# MA's - Tell Me Your Favorite Brushes



## missytakespics (Feb 19, 2006)

name the brushes you absolutely could not live without, use everyday and what you use them for.  i just got my pro card and i want to get some new brushes, but before i do i want opinions on what's best and what different uses each brush has.


----------



## MACgirl (Feb 19, 2006)

the 222, 224 and 217 for blending. The 190 is a must have for foundations, and the 150 (which i havent bought) is so good for blush all over the cheek. The 187 is the realmust have brush becuase its a versatile brush, you can use foundations, powders, msf's...i need to get another one!


----------



## giz2000 (Feb 20, 2006)

The 211 fine pencil liner = LUV!

It's a stiff bristled brush that can be used as an eyeliner, lip brush, etc.  I absolutely love this brush!


----------



## MissLorsie (Feb 22, 2006)

how do u get a pro card??

In australia you cant get a pro card/membership card (which u have to pay 60 dollars for each year and then i think u get 30% off) unless you show evidence of a proper industry certified diploma, show ur business activity and show evidence of editorial work..

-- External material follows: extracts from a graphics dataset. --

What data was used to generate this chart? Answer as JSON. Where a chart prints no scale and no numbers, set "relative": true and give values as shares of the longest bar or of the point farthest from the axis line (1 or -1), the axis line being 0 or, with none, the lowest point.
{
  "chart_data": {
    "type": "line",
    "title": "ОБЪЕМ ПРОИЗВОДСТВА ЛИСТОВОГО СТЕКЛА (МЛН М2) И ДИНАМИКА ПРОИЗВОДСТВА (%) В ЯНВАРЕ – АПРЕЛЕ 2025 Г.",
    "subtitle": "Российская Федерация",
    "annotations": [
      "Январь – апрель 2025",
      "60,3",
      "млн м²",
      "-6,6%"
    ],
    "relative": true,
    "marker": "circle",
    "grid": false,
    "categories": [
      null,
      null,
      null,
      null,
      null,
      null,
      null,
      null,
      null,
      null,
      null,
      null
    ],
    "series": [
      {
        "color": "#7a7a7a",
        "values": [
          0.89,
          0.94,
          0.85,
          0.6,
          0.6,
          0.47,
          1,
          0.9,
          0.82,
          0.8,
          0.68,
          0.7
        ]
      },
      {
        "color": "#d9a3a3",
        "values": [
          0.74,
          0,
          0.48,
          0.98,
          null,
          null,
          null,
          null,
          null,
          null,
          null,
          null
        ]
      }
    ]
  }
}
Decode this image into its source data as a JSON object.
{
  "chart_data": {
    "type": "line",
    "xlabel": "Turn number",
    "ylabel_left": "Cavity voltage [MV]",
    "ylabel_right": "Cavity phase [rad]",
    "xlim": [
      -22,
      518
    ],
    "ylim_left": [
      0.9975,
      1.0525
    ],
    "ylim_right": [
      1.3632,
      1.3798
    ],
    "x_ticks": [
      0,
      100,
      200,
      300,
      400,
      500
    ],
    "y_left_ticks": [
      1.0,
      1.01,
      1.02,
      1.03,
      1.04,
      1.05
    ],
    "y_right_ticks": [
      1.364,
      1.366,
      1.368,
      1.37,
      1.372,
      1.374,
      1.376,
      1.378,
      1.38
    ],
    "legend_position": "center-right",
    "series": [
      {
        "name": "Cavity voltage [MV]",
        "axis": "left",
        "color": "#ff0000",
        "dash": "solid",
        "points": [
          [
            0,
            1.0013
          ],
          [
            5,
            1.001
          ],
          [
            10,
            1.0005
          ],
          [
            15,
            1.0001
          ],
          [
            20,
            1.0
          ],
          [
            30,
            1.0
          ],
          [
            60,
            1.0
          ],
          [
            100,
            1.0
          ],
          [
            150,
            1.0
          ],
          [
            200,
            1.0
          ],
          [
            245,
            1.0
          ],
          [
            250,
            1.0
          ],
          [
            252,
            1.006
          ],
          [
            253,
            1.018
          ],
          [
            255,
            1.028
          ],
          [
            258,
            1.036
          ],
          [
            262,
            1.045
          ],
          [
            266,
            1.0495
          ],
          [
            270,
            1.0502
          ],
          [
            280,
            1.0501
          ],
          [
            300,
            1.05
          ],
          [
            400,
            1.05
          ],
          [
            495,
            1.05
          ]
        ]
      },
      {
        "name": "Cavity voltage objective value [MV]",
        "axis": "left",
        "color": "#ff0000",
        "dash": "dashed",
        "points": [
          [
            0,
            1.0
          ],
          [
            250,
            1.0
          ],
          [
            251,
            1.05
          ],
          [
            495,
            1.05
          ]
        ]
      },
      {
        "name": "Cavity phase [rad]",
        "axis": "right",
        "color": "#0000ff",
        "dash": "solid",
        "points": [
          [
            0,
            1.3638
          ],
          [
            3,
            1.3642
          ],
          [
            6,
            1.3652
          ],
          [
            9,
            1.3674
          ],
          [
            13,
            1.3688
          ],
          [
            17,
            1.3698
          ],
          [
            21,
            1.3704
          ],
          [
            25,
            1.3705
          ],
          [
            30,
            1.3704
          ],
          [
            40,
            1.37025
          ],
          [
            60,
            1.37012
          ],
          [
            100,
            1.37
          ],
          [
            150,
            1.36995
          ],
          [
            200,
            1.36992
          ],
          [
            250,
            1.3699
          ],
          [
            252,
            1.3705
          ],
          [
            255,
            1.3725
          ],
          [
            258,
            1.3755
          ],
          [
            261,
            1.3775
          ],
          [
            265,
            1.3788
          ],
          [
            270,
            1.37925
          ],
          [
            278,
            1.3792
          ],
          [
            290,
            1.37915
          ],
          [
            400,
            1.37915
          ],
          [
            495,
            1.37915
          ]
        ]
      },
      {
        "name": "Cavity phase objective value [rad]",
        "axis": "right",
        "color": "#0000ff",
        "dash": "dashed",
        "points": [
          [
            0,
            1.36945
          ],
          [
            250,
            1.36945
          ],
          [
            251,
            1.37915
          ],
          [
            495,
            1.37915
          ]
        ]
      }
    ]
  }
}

is that hard overseas in the states to get ur pro card..


----------



## missytakespics (Feb 22, 2006)

Quote:

   Originally Posted by *MissShiva* 
_how do u get a pro card??

In australia you cant get a pro card/membership card (which u have to pay 60 dollars for each year and then i think u get 30% off) unless you show evidence of a proper industry certified diploma, show ur business activity and show evidence of editorial work..

is that hard overseas in the states to get ur pro card.._

 
its about the same procedure over here.
i do makeup in the salon i manage occassionally, so i sent in a business card and a letter from my boss. its 35 USD a year to have the card and as a ma i get 40% off. i think all other professions (hair, photo, performers, etc..) get 30% off.


----------